Good kids, that’s what we want. So we post rules and plan consequences and reward behaviors to stop the bad. But this isn’t enough. 

“Go,” Jesus said, “and make disciples.”

He was ushering in a new kingdom, one based not on codes, but on the outpouring of the heart. So as we approach the summer season, where adults invite kids to camps and vacation Bible schools, how can we aim for the highest goal—to help kids be like Jesus and follow him? Here are some ideas to consider:

  • Search for the image of God. I’m glad I taught at a prison toward the beginning of my career. Because there, I had to come to grips. My students had murdered and raped and robbed. They had committed larceny and fraud and arson.  I knew all this. And I knew one other thing—that I couldn’t teach without love. But how could I love these classes?

“Look for my image”—this is what I heard God say to me one day as I prayed. 

So, I did. And I found a trace of mercy here, incredible creativity there. The more I looked, the more I found—love for a son growing up without a father, grief for a daughter gone wayward, and kindness toward a newly-sentenced inmate. 

There’s no question. These images of God were marred, deeply marred. But, in me, the image of God is also marred, deeply marred.

Learning to turn toward the image of God in people helped me later when I taught middle school bullies and when I worked with parents who neglected their children. Over and over, I found that calling out the image of God gives people hope.

  • Use misbehavior to find gifts. I’ve come to believe that misbehaviors are often the misuse of gifts—that bossiness is the backside of leadership, that students full of high drama are especially expressive, that students who lead cliques and gangs are socially astute. My impulse is to put a hammer to these students. But while issuing detentions stops the bad, it doesn’t develop gifts.

    If you want to turn the talents of bad kids in your Sunday school class toward the kingdom, if you want to make disciples, follow the example of Barnabas.

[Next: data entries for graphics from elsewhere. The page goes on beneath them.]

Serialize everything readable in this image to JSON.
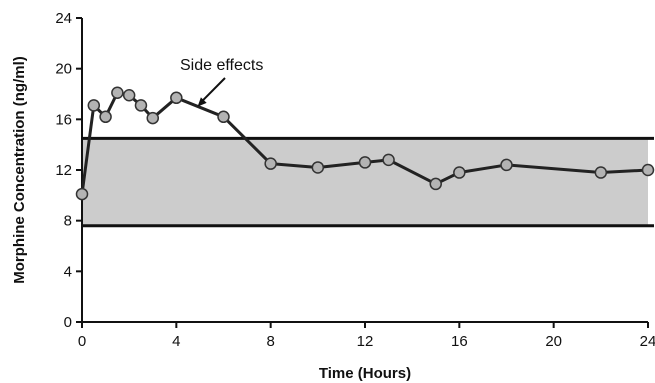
{
  "chart_data": {
    "type": "line",
    "xlabel": "Time (Hours)",
    "ylabel": "Morphine Concentration (ng/ml)",
    "xlim": [
      0,
      24
    ],
    "ylim": [
      0,
      24
    ],
    "xticks": [
      "0",
      "4",
      "8",
      "12",
      "16",
      "20",
      "24"
    ],
    "yticks": [
      "0",
      "4",
      "8",
      "12",
      "16",
      "20",
      "24"
    ],
    "therapeutic_band": [
      7.6,
      14.5
    ],
    "band_color": "#cccccc",
    "series": [
      {
        "marker_color": "#b3b3b3",
        "line_color": "#222222",
        "x": [
          0,
          0.5,
          1,
          1.5,
          2,
          2.5,
          3,
          4,
          6,
          8,
          10,
          12,
          13,
          15,
          16,
          18,
          22,
          24
        ],
        "y": [
          10.1,
          17.1,
          16.2,
          18.1,
          17.9,
          17.1,
          16.1,
          17.7,
          16.2,
          12.5,
          12.2,
          12.6,
          12.8,
          10.9,
          11.8,
          12.4,
          11.8,
          12.0
        ]
      }
    ],
    "annotations": [
      {
        "text": "Side effects",
        "points_to": {
          "x": 4.9,
          "y": 17.0
        }
      }
    ]
  }
}
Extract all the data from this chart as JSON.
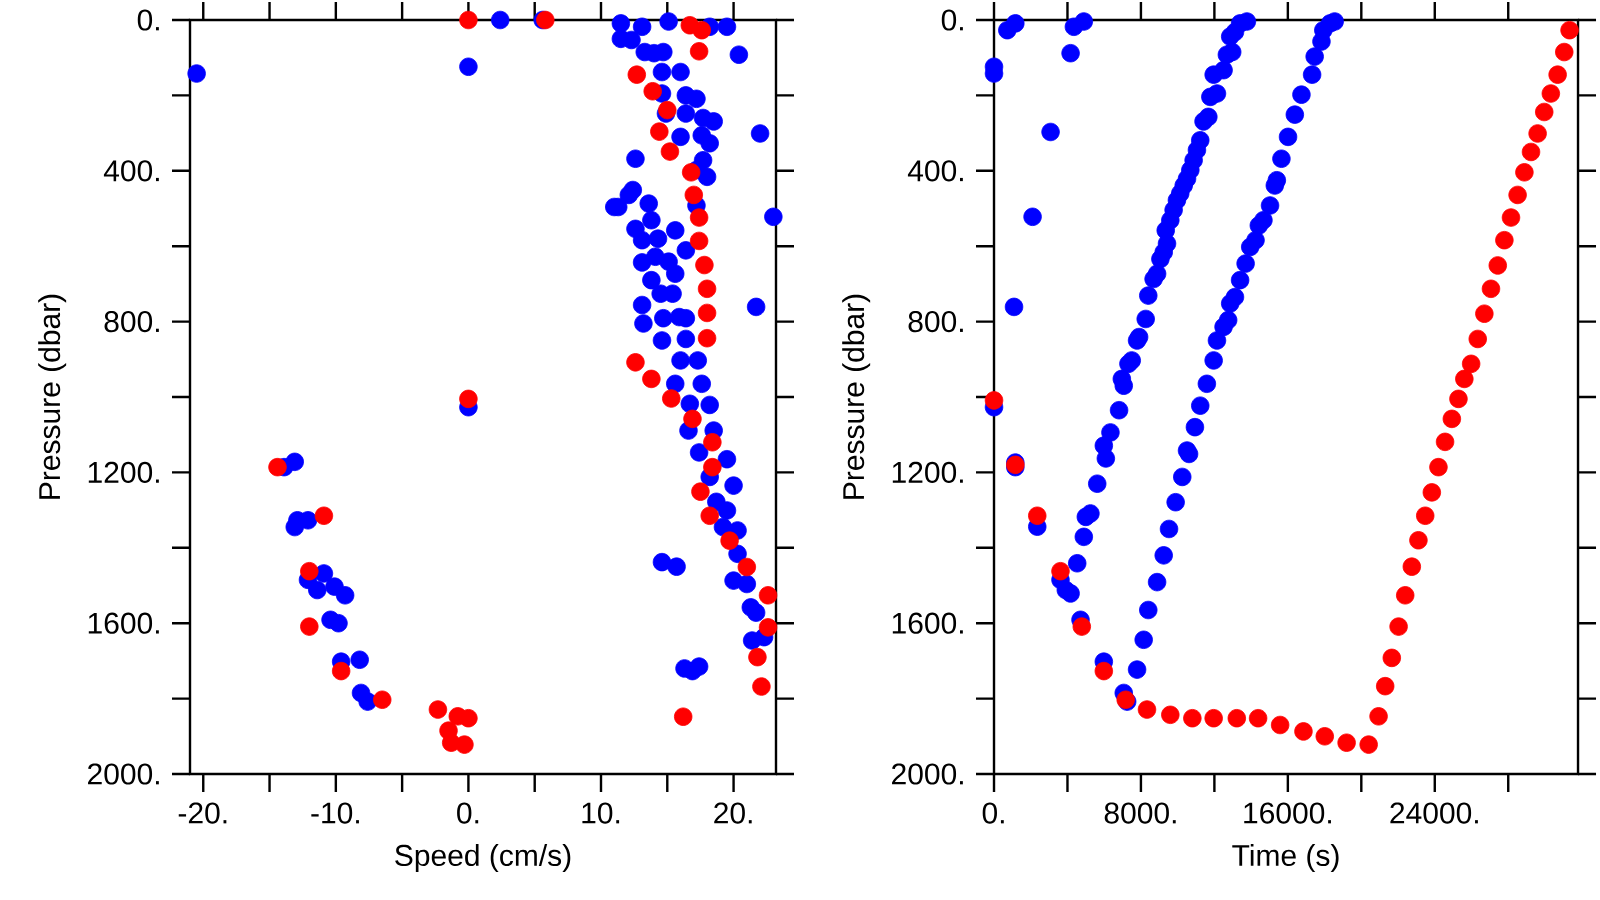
{
  "chart_data": [
    {
      "type": "scatter",
      "xlabel": "Speed (cm/s)",
      "ylabel": "Pressure (dbar)",
      "marker": "circle",
      "xlim": [
        -21,
        23.2
      ],
      "ylim": [
        2000,
        0
      ],
      "xticks": [
        {
          "value": -20,
          "label": "-20."
        },
        {
          "value": -15,
          "label": null
        },
        {
          "value": -10,
          "label": "-10."
        },
        {
          "value": -5,
          "label": null
        },
        {
          "value": 0,
          "label": "0."
        },
        {
          "value": 5,
          "label": null
        },
        {
          "value": 10,
          "label": "10."
        },
        {
          "value": 15,
          "label": null
        },
        {
          "value": 20,
          "label": "20."
        }
      ],
      "yticks": [
        {
          "value": 0,
          "label": "0."
        },
        {
          "value": 200,
          "label": null
        },
        {
          "value": 400,
          "label": "400."
        },
        {
          "value": 600,
          "label": null
        },
        {
          "value": 800,
          "label": "800."
        },
        {
          "value": 1000,
          "label": null
        },
        {
          "value": 1200,
          "label": "1200."
        },
        {
          "value": 1400,
          "label": null
        },
        {
          "value": 1600,
          "label": "1600."
        },
        {
          "value": 1800,
          "label": null
        },
        {
          "value": 2000,
          "label": "2000."
        }
      ],
      "series": [
        {
          "color": "#0000ff",
          "x": [
            -20.5,
            0,
            2.4,
            5.6,
            0,
            20.4,
            22.0,
            23.0,
            21.7,
            11.0,
            -13.9,
            -13.1,
            -12.9,
            -12.1,
            -13.1,
            -12.1,
            -10.9,
            -11.4,
            -10.1,
            -9.3,
            -10.4,
            -9.8,
            -9.6,
            -8.2,
            -8.1,
            -7.6,
            14.6,
            15.7,
            16.3,
            16.9,
            17.4,
            11.5,
            13.1,
            15.1,
            18.2,
            19.5,
            11.5,
            12.3,
            13.3,
            14.0,
            14.7,
            14.6,
            16.0,
            14.6,
            16.4,
            17.2,
            14.9,
            16.4,
            17.7,
            18.5,
            16.0,
            17.6,
            18.2,
            12.6,
            17.7,
            17.2,
            18.0,
            12.4,
            12.1,
            11.3,
            13.6,
            17.2,
            13.8,
            12.6,
            15.6,
            13.1,
            14.3,
            16.4,
            14.1,
            15.1,
            13.1,
            15.6,
            13.8,
            14.5,
            15.4,
            13.1,
            14.7,
            15.9,
            16.4,
            13.2,
            14.6,
            16.4,
            16.0,
            17.3,
            17.6,
            15.6,
            16.7,
            18.2,
            16.6,
            18.5,
            17.4,
            19.5,
            18.2,
            20.0,
            18.7,
            19.5,
            19.2,
            20.3,
            20.3,
            20.0,
            21.0,
            21.3,
            21.7,
            21.4,
            22.3
          ],
          "values": [
            142,
            124,
            0,
            0,
            1027,
            92,
            301,
            522,
            761,
            496,
            1186,
            1172,
            1327,
            1327,
            1345,
            1485,
            1468,
            1512,
            1503,
            1526,
            1591,
            1600,
            1702,
            1697,
            1785,
            1808,
            1438,
            1450,
            1720,
            1727,
            1715,
            9,
            18,
            4,
            18,
            18,
            50,
            53,
            85,
            88,
            85,
            138,
            138,
            195,
            200,
            209,
            248,
            248,
            260,
            269,
            310,
            306,
            327,
            368,
            372,
            398,
            416,
            451,
            464,
            496,
            487,
            492,
            531,
            554,
            558,
            584,
            580,
            611,
            628,
            641,
            643,
            673,
            690,
            726,
            726,
            756,
            791,
            788,
            791,
            805,
            850,
            846,
            903,
            903,
            965,
            965,
            1018,
            1021,
            1089,
            1089,
            1147,
            1165,
            1212,
            1235,
            1278,
            1301,
            1345,
            1354,
            1416,
            1487,
            1496,
            1558,
            1572,
            1646,
            1637
          ]
        },
        {
          "color": "#ff0000",
          "x": [
            0,
            5.8,
            0,
            16.7,
            17.6,
            17.4,
            12.7,
            13.9,
            15.0,
            14.4,
            15.2,
            16.8,
            17.0,
            17.4,
            17.4,
            17.8,
            18.0,
            18.0,
            18.0,
            12.6,
            13.8,
            15.3,
            16.9,
            18.4,
            18.4,
            17.5,
            18.2,
            19.7,
            21.0,
            22.6,
            22.6,
            21.8,
            22.1,
            16.2,
            -14.4,
            -10.9,
            -12.0,
            -12.0,
            -9.6,
            -6.5,
            -2.3,
            -0.8,
            0,
            -1.5,
            -1.3,
            -0.3
          ],
          "values": [
            0,
            0,
            1005,
            14,
            27,
            83,
            145,
            189,
            239,
            296,
            349,
            404,
            464,
            524,
            586,
            650,
            713,
            777,
            844,
            908,
            952,
            1004,
            1058,
            1120,
            1186,
            1251,
            1315,
            1381,
            1451,
            1526,
            1611,
            1690,
            1768,
            1848,
            1186,
            1315,
            1462,
            1609,
            1727,
            1803,
            1829,
            1847,
            1852,
            1885,
            1917,
            1922
          ]
        }
      ]
    },
    {
      "type": "scatter",
      "xlabel": "Time (s)",
      "ylabel": "Pressure (dbar)",
      "marker": "circle",
      "xlim": [
        0,
        31800
      ],
      "ylim": [
        2000,
        0
      ],
      "xticks": [
        {
          "value": 0,
          "label": "0."
        },
        {
          "value": 4000,
          "label": null
        },
        {
          "value": 8000,
          "label": "8000."
        },
        {
          "value": 12000,
          "label": null
        },
        {
          "value": 16000,
          "label": "16000."
        },
        {
          "value": 20000,
          "label": null
        },
        {
          "value": 24000,
          "label": "24000."
        },
        {
          "value": 28000,
          "label": null
        }
      ],
      "yticks": [
        {
          "value": 0,
          "label": "0."
        },
        {
          "value": 200,
          "label": null
        },
        {
          "value": 400,
          "label": "400."
        },
        {
          "value": 600,
          "label": null
        },
        {
          "value": 800,
          "label": "800."
        },
        {
          "value": 1000,
          "label": null
        },
        {
          "value": 1200,
          "label": "1200."
        },
        {
          "value": 1400,
          "label": null
        },
        {
          "value": 1600,
          "label": "1600."
        },
        {
          "value": 1800,
          "label": null
        },
        {
          "value": 2000,
          "label": "2000."
        }
      ],
      "series": [
        {
          "color": "#0000ff",
          "x": [
            0,
            0,
            725,
            1160,
            4170,
            3080,
            4350,
            4890,
            2100,
            1090,
            0,
            1160,
            1160,
            2355,
            3620,
            3910,
            4170,
            4710,
            5980,
            7065,
            7250,
            4530,
            4890,
            5000,
            5250,
            5620,
            6090,
            5980,
            6340,
            6810,
            7065,
            6960,
            7320,
            7500,
            7790,
            7900,
            8260,
            8400,
            8690,
            8880,
            9060,
            9240,
            9420,
            9350,
            9600,
            9780,
            9960,
            10140,
            10330,
            10510,
            10690,
            10870,
            11050,
            11230,
            11410,
            11670,
            11780,
            12140,
            11960,
            12500,
            12680,
            12970,
            12860,
            13120,
            13400,
            13770,
            7790,
            8150,
            8400,
            8880,
            9240,
            9530,
            9890,
            10250,
            10620,
            10510,
            10940,
            11230,
            11590,
            11960,
            12140,
            12500,
            12750,
            12860,
            13120,
            13400,
            13700,
            13950,
            14240,
            14420,
            14670,
            15030,
            15290,
            15400,
            15650,
            16010,
            16380,
            16740,
            17320,
            17460,
            17830,
            17930,
            18300,
            18550
          ],
          "values": [
            124,
            142,
            27,
            9,
            88,
            297,
            18,
            4,
            522,
            761,
            1027,
            1174,
            1186,
            1344,
            1485,
            1512,
            1521,
            1591,
            1702,
            1785,
            1808,
            1441,
            1371,
            1318,
            1309,
            1230,
            1163,
            1129,
            1094,
            1035,
            970,
            952,
            912,
            903,
            850,
            841,
            793,
            731,
            687,
            673,
            634,
            616,
            593,
            558,
            531,
            504,
            478,
            460,
            439,
            421,
            398,
            372,
            345,
            319,
            269,
            257,
            204,
            195,
            145,
            133,
            92,
            85,
            44,
            32,
            9,
            4,
            1723,
            1644,
            1565,
            1491,
            1420,
            1350,
            1279,
            1212,
            1151,
            1142,
            1080,
            1023,
            965,
            903,
            850,
            814,
            796,
            752,
            735,
            690,
            646,
            602,
            584,
            545,
            531,
            492,
            439,
            425,
            368,
            310,
            251,
            198,
            145,
            97,
            57,
            27,
            9,
            4
          ]
        },
        {
          "color": "#ff0000",
          "x": [
            0,
            1160,
            2355,
            3620,
            4780,
            5980,
            7170,
            8330,
            9600,
            10800,
            11960,
            13220,
            14380,
            15580,
            16850,
            18010,
            19200,
            20400,
            20940,
            21300,
            21660,
            22030,
            22390,
            22750,
            23110,
            23480,
            23840,
            24200,
            24560,
            24930,
            25290,
            25610,
            25980,
            26340,
            26700,
            27060,
            27430,
            27790,
            28150,
            28510,
            28880,
            29240,
            29600,
            29960,
            30320,
            30690,
            31050,
            31340
          ],
          "values": [
            1009,
            1180,
            1315,
            1462,
            1609,
            1727,
            1803,
            1829,
            1843,
            1852,
            1852,
            1852,
            1852,
            1870,
            1887,
            1900,
            1917,
            1922,
            1847,
            1767,
            1692,
            1609,
            1526,
            1450,
            1380,
            1315,
            1253,
            1186,
            1119,
            1058,
            1005,
            952,
            912,
            846,
            779,
            713,
            651,
            584,
            524,
            464,
            404,
            350,
            301,
            244,
            195,
            145,
            85,
            27
          ]
        }
      ]
    }
  ]
}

When he visited the church in Antioch (Acts 11), he could have focused on the ways this church, with its new believers and challenges, was messing up. But Luke writes about what Barnabas did instead—Barnabas came and saw the grace of God and he was glad (v.23).

    Try pulling aside a bossy kid. Tell that kid—I’m excited about the leadership I see in you. I’d love to help you develop it. Could we meet now and again to talk about how to be a good leader?

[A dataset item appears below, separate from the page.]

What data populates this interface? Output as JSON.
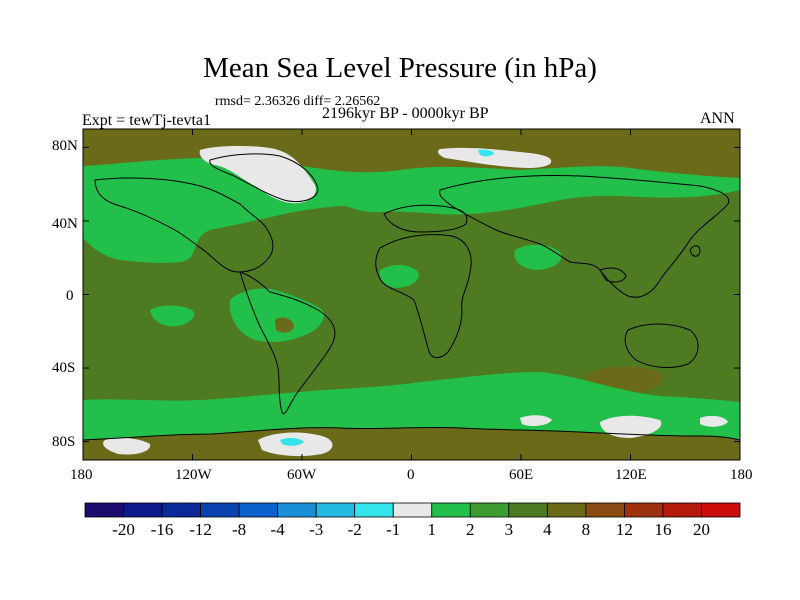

I’ve never had a student say no.

  • Listen more than you talk. On Labor Day last year, I checked off a life goal. I walked across the Mackinac Bridge. By dawn, thousands of us had gathered at the foot of the bridge.


“How does this work?” someone beside me asked.

But I didn’t know either, this being my first time. And then, far ahead of us a man climbed a ladder with a bullhorn.

“Now we’ll find out,” said my fellow walker.

And for the next ten minutes, the bullhorn man explained. At least, that’s what I think he was doing. But I’m not sure because the sound of the bullhorn was too weak to reach back into the crowd. Still, I was amazed at how people kept leaning forward, trying to hear. 

“What’s he saying?” my new friend asked. But I shrugged. And when he climbed down, most of us were still uninitiated. He had, however, covered the material.

Like the bullhorn man, we’ve got curricula to cover—in Sunday school and Bible school and at church camp. And there’s something satisfying about covering it. We’ve led students through the necessary texts and lessons. But while we’ve stayed true to the course, we often don’t know what they’re thinking.

The measure of learning is not what comes out of a teacher’s mouth; it’s what students say and do and believe. What counts is the meaning they uncover, not the material you cover. 

“Be quick to listen; slow to speak,” James says.

And teachers aren’t excluded.

What fun to teach a class of good kids. But how satisfying to help students take a step on the journey . . . and then another.